Now, the union says it will wait for AHS to find a date sooner than 2021 to resume negotiations.
UNA’s negotiations committee will meet next week to sort through the next course of action.
Until then, the union is asking that AHS provide updates regarding the status of:
— Operational best practice (OBP), specifically a list of areas where changes will be made as a result of this non-evidence-based program and the extent of changes already made and changes expected.
— Contracting out of home care services, including nursing, palliative and pediatric care.
— Reconfiguring services provided at smaller health care worksites. AHS had indicated that this may commence in 2020.

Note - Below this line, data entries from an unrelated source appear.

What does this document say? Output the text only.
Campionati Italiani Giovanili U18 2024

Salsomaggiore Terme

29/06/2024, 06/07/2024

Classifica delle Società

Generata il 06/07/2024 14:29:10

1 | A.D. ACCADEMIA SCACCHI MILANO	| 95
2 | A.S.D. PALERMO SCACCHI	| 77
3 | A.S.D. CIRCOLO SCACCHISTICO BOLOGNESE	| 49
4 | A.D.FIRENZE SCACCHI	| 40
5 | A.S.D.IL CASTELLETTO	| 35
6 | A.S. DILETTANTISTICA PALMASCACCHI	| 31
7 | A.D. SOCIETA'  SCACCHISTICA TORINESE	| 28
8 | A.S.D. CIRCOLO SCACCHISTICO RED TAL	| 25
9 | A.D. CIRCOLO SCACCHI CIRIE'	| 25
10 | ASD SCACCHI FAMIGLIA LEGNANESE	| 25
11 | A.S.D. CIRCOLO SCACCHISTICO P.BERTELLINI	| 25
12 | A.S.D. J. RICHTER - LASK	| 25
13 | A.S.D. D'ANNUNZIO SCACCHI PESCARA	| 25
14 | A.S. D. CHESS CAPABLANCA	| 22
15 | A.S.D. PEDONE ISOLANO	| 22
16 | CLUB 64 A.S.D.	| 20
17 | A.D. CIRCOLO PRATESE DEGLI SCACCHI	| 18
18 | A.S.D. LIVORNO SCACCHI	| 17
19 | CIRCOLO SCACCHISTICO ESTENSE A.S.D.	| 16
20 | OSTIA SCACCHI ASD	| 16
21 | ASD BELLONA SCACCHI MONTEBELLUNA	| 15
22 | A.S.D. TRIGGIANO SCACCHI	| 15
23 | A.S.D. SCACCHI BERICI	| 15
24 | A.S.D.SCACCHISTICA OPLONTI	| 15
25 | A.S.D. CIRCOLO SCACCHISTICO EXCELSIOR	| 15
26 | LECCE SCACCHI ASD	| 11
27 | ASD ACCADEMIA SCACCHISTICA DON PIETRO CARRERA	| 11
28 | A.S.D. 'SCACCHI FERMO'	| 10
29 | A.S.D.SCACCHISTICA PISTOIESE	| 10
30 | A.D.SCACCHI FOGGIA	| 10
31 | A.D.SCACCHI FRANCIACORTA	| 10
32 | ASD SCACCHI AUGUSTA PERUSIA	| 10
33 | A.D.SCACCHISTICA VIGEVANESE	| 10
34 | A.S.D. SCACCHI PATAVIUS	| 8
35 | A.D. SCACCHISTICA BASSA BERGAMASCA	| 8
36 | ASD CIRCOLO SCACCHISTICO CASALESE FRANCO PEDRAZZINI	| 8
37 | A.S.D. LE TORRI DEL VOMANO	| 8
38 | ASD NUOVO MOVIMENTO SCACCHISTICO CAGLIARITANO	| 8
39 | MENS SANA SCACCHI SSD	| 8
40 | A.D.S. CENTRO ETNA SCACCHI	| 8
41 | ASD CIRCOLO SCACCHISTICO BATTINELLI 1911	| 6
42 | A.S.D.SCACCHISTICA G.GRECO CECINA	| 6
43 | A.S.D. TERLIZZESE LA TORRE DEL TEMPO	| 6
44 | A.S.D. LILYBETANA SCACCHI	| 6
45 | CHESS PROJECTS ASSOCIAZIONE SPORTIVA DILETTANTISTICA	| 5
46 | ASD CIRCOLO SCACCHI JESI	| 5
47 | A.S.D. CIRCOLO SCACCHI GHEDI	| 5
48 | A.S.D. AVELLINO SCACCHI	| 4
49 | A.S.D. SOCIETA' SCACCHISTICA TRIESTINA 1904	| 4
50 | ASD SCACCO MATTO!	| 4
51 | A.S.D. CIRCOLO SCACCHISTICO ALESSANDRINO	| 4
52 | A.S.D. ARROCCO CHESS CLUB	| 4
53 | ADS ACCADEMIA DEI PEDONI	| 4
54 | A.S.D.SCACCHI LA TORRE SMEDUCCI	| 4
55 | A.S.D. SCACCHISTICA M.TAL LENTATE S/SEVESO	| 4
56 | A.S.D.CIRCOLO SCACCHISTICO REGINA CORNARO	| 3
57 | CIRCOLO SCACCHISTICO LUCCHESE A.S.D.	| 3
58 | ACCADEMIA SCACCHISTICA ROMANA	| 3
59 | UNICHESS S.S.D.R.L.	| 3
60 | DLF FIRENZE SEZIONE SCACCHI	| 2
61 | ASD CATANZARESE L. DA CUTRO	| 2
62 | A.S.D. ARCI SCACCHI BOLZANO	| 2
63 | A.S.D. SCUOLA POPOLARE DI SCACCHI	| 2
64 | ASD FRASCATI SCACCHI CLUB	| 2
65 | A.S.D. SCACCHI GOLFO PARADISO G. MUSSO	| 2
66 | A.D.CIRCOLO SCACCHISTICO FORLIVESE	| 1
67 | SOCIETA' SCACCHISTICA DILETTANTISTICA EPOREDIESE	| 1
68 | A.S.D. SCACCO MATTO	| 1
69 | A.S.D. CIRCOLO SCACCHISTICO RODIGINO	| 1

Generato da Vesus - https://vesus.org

— Closing acute beds as continuing care beds open. AHS indicated that this may commence in 2020.
— Reducing clinic visits in all zones by targeting those that could move to non-hospital facilities: AHS indicated this may commence in 2020.
— Changes to staff mix and service redesign, including changing and repurposing health care worksites, relocating services, and reducing or ceasing provision of services. AHS indicated that this may commence in 2020.
— UNA has also requested an update from AHS on the details of plans to implement recommendations from an Ernst and Young Review.
Toews, meanwhile, argues that the UNA is demanding “overreaching and disingenuous” indefinite job security, something he calls a “shameful effort to take advantage of a health crisis.
“It’s unfortunate that union leadership wants to force uncertainty on their members, and all Albertans, while we continue to deal with COVID-19.”
David Harrigan, UNA director of labour relations, said Thursday the UNAdid not request “indefinite job security.
“We proposed the current no-layoff letter of understanding continue until a new collective agreement is reached.”